Bien des changements s’étaient opérés au cours de la première moitié du siècle. Après ses débuts en Angleterre, la révolution industrielle s’était étendue à toute l’Europe et à l’Amérique du Nord, engendrant une fantastique augmentation des forces de production, du rendement industriel, du volume des transactions commerciales, et amenant la création de nouveaux moyens de transport. Parallèlement à la révolution industrielle, la population européenne subit un accroissement considérable. Les conditions de vie relativement précaires des paysans en conduisirent un grand nombre à émigrer vers les centres urbains. Ce processus général d’urbanisation était particulièrement marqué en France. Paris absorba les forces vives économiques, politiques et intellectuelles de la nation. Les effets combinés de l’urbanisation et de l’industrialisation donnèrent naissance à une nouvelle classe sociale : les « masses » prolétariennes, terrain de choix pour l’expansion du socialisme. Après Owen et Saint-Simon, premiers apôtres de cette doctrine, on vit surgir, entre 1830 et 1848, une nouvelle génération d’hommes, comme Proudhon, aux idées généreuses mais souvent vagues, que l’on qualifia plus tard de socialistes utopistes. Le Manifeste communiste publié en 1848 par Karl Marx et Friedrich Engels marqua un nouveau tournant, et, après 1860, le mouvement socialiste s’identifia dé plus en plus à l’idéologie et au mouvement issus de ces deux hommes.

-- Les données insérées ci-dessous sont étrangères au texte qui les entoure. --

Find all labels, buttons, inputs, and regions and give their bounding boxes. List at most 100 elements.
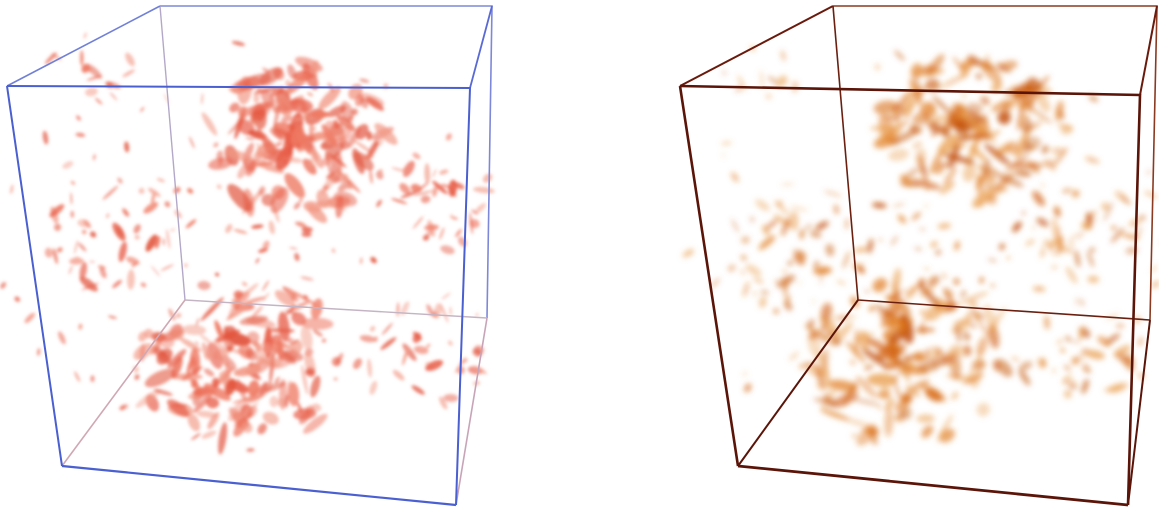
vortex-blob bbox=[89, 261, 95, 263]
vortex-blob bbox=[1071, 356, 1080, 365]
vortex-blob bbox=[1145, 191, 1158, 199]
vortex-blob bbox=[1097, 335, 1111, 347]
vortex-blob bbox=[876, 391, 891, 399]
vortex-blob bbox=[1087, 210, 1097, 222]
vortex-blob bbox=[450, 216, 459, 220]
vortex-blob bbox=[892, 369, 903, 381]
vortex-blob bbox=[361, 153, 374, 160]
vortex-blob bbox=[56, 247, 63, 253]
vortex-blob bbox=[988, 258, 997, 262]
vortex-blob bbox=[381, 322, 393, 336]
vortex-blob bbox=[1111, 225, 1117, 231]
vortex-blob bbox=[377, 168, 383, 175]
vortex-blob bbox=[308, 159, 313, 167]
vortex-blob bbox=[923, 267, 930, 271]
vortex-blob bbox=[391, 198, 408, 205]
vortex-blob bbox=[919, 290, 927, 297]
vortex-blob bbox=[187, 413, 201, 432]
vortex-blob bbox=[818, 320, 830, 334]
vortex-blob bbox=[290, 292, 297, 301]
vortex-blob bbox=[78, 323, 83, 330]
vortex-blob bbox=[271, 192, 275, 199]
vortex-blob bbox=[914, 327, 936, 333]
vortex-blob bbox=[935, 249, 941, 256]
vortex-blob bbox=[166, 399, 190, 418]
vortex-blob bbox=[1113, 344, 1131, 357]
vortex-blob bbox=[960, 93, 968, 98]
vortex-blob bbox=[910, 81, 938, 97]
vortex-blob bbox=[1115, 323, 1125, 328]
vortex-blob bbox=[235, 401, 259, 424]
vortex-blob bbox=[851, 433, 857, 438]
vortex-blob bbox=[799, 228, 805, 240]
vortex-blob bbox=[440, 184, 452, 189]
vortex-blob bbox=[325, 171, 336, 179]
vortex-blob bbox=[755, 199, 770, 212]
vortex-blob bbox=[257, 88, 262, 93]
vortex-blob bbox=[877, 405, 882, 411]
vortex-blob bbox=[262, 292, 270, 302]
vortex-blob bbox=[124, 141, 130, 153]
vortex-blob bbox=[975, 315, 990, 339]
vortex-blob bbox=[866, 373, 898, 387]
vortex-blob bbox=[425, 360, 444, 371]
vortex-blob bbox=[889, 290, 902, 302]
vortex-blob bbox=[302, 158, 317, 175]
vortex-blob bbox=[170, 228, 176, 232]
vortex-blob bbox=[0, 281, 7, 289]
vortex-blob bbox=[976, 73, 982, 80]
vortex-blob bbox=[251, 340, 258, 347]
vortex-blob bbox=[836, 280, 846, 285]
vortex-blob bbox=[74, 256, 80, 260]
vortex-blob bbox=[1041, 183, 1044, 188]
vortex-blob bbox=[269, 395, 279, 408]
vortex-blob bbox=[868, 305, 875, 312]
vortex-blob bbox=[894, 381, 901, 400]
vortex-blob bbox=[837, 194, 841, 198]
vortex-blob bbox=[841, 416, 873, 429]
vortex-blob bbox=[70, 210, 75, 218]
vortex-blob bbox=[243, 104, 276, 111]
vortex-blob bbox=[953, 278, 960, 285]
vortex-blob bbox=[766, 93, 772, 99]
vortex-blob bbox=[963, 345, 972, 357]
vortex-blob bbox=[167, 349, 187, 369]
vortex-blob bbox=[117, 177, 123, 184]
vortex-blob bbox=[917, 358, 947, 372]
vortex-blob bbox=[955, 324, 962, 343]
vortex-blob bbox=[980, 60, 1002, 83]
vortex-blob bbox=[195, 341, 199, 346]
vortex-blob bbox=[1051, 216, 1059, 239]
vortex-blob bbox=[246, 331, 260, 345]
vortex-blob bbox=[1060, 244, 1068, 253]
vortex-blob bbox=[369, 325, 376, 332]
vortex-blob bbox=[108, 315, 117, 319]
vortex-blob bbox=[723, 70, 726, 76]
vortex-blob bbox=[403, 160, 415, 177]
vortex-blob bbox=[813, 266, 832, 275]
vortex-blob bbox=[448, 179, 458, 197]
vortex-blob bbox=[268, 220, 275, 235]
vortex-blob bbox=[425, 343, 431, 349]
vortex-blob bbox=[355, 124, 369, 140]
vortex-blob bbox=[171, 356, 183, 379]
vortex-blob bbox=[335, 353, 344, 365]
vortex-blob bbox=[980, 96, 990, 105]
vortex-blob bbox=[888, 148, 910, 162]
vortex-blob bbox=[758, 235, 776, 251]
vortex-blob bbox=[249, 120, 261, 125]
vortex-blob bbox=[1151, 264, 1157, 274]
vortex-blob bbox=[274, 376, 281, 385]
vortex-blob bbox=[1069, 242, 1075, 248]
vortex-blob bbox=[245, 160, 257, 177]
vortex-blob bbox=[183, 263, 188, 268]
vortex-blob bbox=[1050, 265, 1059, 269]
left-cube-side-edge bbox=[455, 317, 488, 506]
vortex-blob bbox=[884, 408, 894, 438]
vortex-blob bbox=[981, 159, 991, 177]
vortex-blob bbox=[971, 186, 995, 208]
vortex-blob bbox=[999, 243, 1005, 251]
vortex-blob bbox=[1103, 201, 1114, 222]
vortex-blob bbox=[894, 50, 905, 61]
vortex-blob bbox=[359, 257, 363, 265]
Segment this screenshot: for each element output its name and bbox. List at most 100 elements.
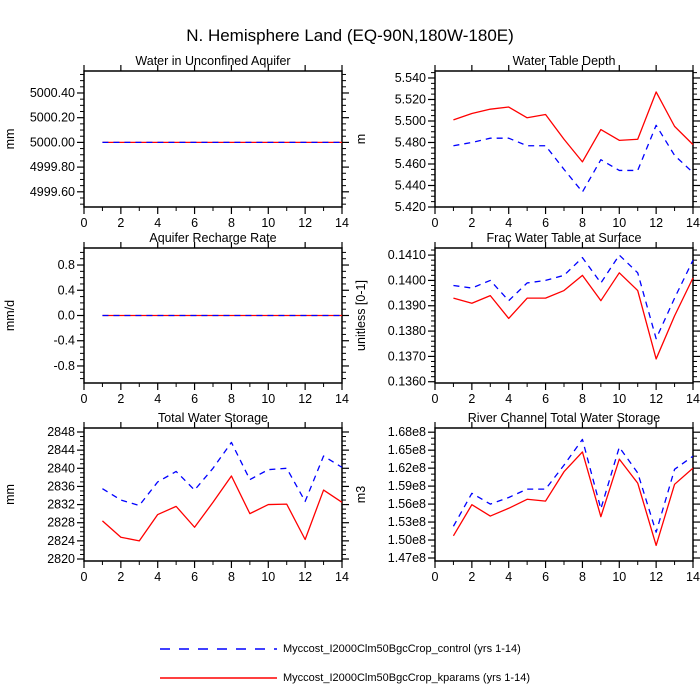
y-axis-label: unitless [0-1] xyxy=(354,280,368,351)
y-tick-label: 0.8 xyxy=(58,258,75,272)
y-tick-label: 1.62e8 xyxy=(388,461,426,475)
x-tick-label: 2 xyxy=(468,392,475,406)
series-line-kparams xyxy=(453,91,694,163)
series-line-control xyxy=(453,124,694,193)
legend-item-kparams: Myccost_I2000Clm50BgcCrop_kparams (yrs 1… xyxy=(160,671,530,684)
plot-frame xyxy=(434,70,694,208)
y-tick-label: 1.65e8 xyxy=(388,443,426,457)
x-tick-label: 2 xyxy=(117,570,124,584)
x-tick-label: 10 xyxy=(261,570,275,584)
y-tick-label: 1.53e8 xyxy=(388,515,426,529)
series-line-control xyxy=(452,438,694,533)
x-tick-label: 14 xyxy=(686,570,700,584)
x-tick-label: 6 xyxy=(191,392,198,406)
x-tick-label: 8 xyxy=(579,392,586,406)
y-tick-label: 5.540 xyxy=(395,71,426,85)
x-tick-label: 14 xyxy=(335,216,349,230)
panel-frac-water-table-at-surface: Frac Water Table at Surface unitless [0-1… xyxy=(354,231,700,406)
panel-title: River Channel Total Water Storage xyxy=(468,411,661,425)
y-tick-label: 1.47e8 xyxy=(388,551,426,565)
x-tick-label: 8 xyxy=(228,392,235,406)
x-tick-label: 2 xyxy=(468,216,475,230)
x-tick-label: 8 xyxy=(579,570,586,584)
y-axis-label: mm xyxy=(3,484,17,505)
x-tick-label: 2 xyxy=(117,392,124,406)
x-tick-label: 6 xyxy=(542,216,549,230)
x-tick-label: 0 xyxy=(81,216,88,230)
legend-item-control: Myccost_I2000Clm50BgcCrop_control (yrs 1… xyxy=(160,642,530,655)
panel-water-table-depth: Water Table Depth m 5.420 5.440 5.460 5.480 5.… xyxy=(354,54,700,230)
x-tick-label: 12 xyxy=(649,392,663,406)
plot-frame xyxy=(83,70,343,208)
y-tick-label: 5.500 xyxy=(395,114,426,128)
y-tick-label: 4999.60 xyxy=(30,185,75,199)
plot-frame xyxy=(434,247,694,384)
x-tick-label: 10 xyxy=(261,216,275,230)
y-tick-label: 2848 xyxy=(47,425,75,439)
x-tick-label: 12 xyxy=(649,216,663,230)
y-tick-label: 5.460 xyxy=(395,157,426,171)
y-tick-label: 0.4 xyxy=(58,283,75,297)
panel-title: Frac Water Table at Surface xyxy=(487,231,642,245)
y-tick-label: -0.4 xyxy=(53,334,75,348)
series-line-control xyxy=(102,441,343,507)
y-tick-label: 5.480 xyxy=(395,135,426,149)
y-tick-label: 2840 xyxy=(47,461,75,475)
x-tick-label: 2 xyxy=(117,216,124,230)
panel-title: Water Table Depth xyxy=(513,54,616,68)
y-tick-label: 0.1400 xyxy=(388,273,426,287)
x-tick-label: 4 xyxy=(505,392,512,406)
legend-label-control: Myccost_I2000Clm50BgcCrop_control (yrs 1… xyxy=(283,642,521,655)
x-tick-label: 0 xyxy=(81,392,88,406)
y-tick-label: -0.8 xyxy=(53,359,75,373)
y-tick-label: 1.59e8 xyxy=(388,479,426,493)
x-tick-label: 12 xyxy=(298,570,312,584)
y-tick-label: 5000.40 xyxy=(30,86,75,100)
y-tick-label: 0.1410 xyxy=(388,248,426,262)
legend-line-control-swatch xyxy=(160,647,277,650)
x-tick-label: 6 xyxy=(191,216,198,230)
series-line-kparams xyxy=(101,475,343,542)
x-tick-label: 4 xyxy=(154,216,161,230)
y-tick-label: 0.1370 xyxy=(388,349,426,363)
y-axis-label: mm/d xyxy=(3,300,17,331)
x-tick-label: 4 xyxy=(505,570,512,584)
y-tick-label: 5.420 xyxy=(395,200,426,214)
main-title: N. Hemisphere Land (EQ-90N,180W-180E) xyxy=(186,26,514,45)
x-tick-label: 14 xyxy=(335,392,349,406)
series-line-kparams xyxy=(453,272,694,360)
y-tick-label: 4999.80 xyxy=(30,160,75,174)
panel-title: Total Water Storage xyxy=(158,411,268,425)
x-tick-label: 0 xyxy=(81,570,88,584)
x-tick-label: 12 xyxy=(298,216,312,230)
x-tick-label: 8 xyxy=(228,216,235,230)
y-axis-label: m3 xyxy=(354,486,368,503)
legend-label-kparams: Myccost_I2000Clm50BgcCrop_kparams (yrs 1… xyxy=(283,671,530,684)
x-tick-label: 10 xyxy=(612,392,626,406)
x-tick-label: 14 xyxy=(686,392,700,406)
panel-water-in-unconfined-aquifer: Water in Unconfined Aquifer mm 4999.60 4999… xyxy=(3,54,349,230)
y-tick-label: 2820 xyxy=(47,552,75,566)
x-tick-label: 0 xyxy=(432,392,439,406)
x-tick-label: 6 xyxy=(191,570,198,584)
x-tick-label: 0 xyxy=(432,216,439,230)
x-tick-label: 12 xyxy=(298,392,312,406)
plot-frame xyxy=(83,427,343,562)
y-tick-label: 2832 xyxy=(47,498,75,512)
y-axis-label: m xyxy=(354,134,368,144)
y-tick-label: 2828 xyxy=(47,516,75,530)
y-tick-label: 5000.00 xyxy=(30,135,75,149)
y-tick-label: 0.0 xyxy=(58,309,75,323)
x-tick-label: 12 xyxy=(649,570,663,584)
y-tick-label: 2824 xyxy=(47,534,75,548)
x-tick-label: 4 xyxy=(154,392,161,406)
y-tick-label: 0.1360 xyxy=(388,375,426,389)
x-tick-label: 4 xyxy=(154,570,161,584)
y-tick-label: 2844 xyxy=(47,443,75,457)
y-tick-label: 1.68e8 xyxy=(388,425,426,439)
y-tick-label: 0.1390 xyxy=(388,299,426,313)
series-line-control xyxy=(453,254,694,340)
x-tick-label: 8 xyxy=(228,570,235,584)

En conséquence des bouleversements démographiques, les Européens affluèrent en masse en Amérique du Nord, en Argentine, en Australie et en Sibérie. Des pays peu propres à l’immigration massive furent ouverts à l’exploitation par les Blancs637. Cette évolution industrielle, démographique et scientifique, ainsi que la rapide conquête politique et économique du globe, engendra parmi les Blancs cet optimisme, cette confiance en soi et cette agressivité caractéristiques de la culture occidentale dans la seconde moitié du XIXe siècle.

La bourgeoisie, devenue la classe dirigeante, créatrice et organisatrice d’une industrie à grande échelle, commence à redouter la nouvelle classe montante, le prolétariat. Le socialisme devient ainsi le cauchemar de la bourgeoisie.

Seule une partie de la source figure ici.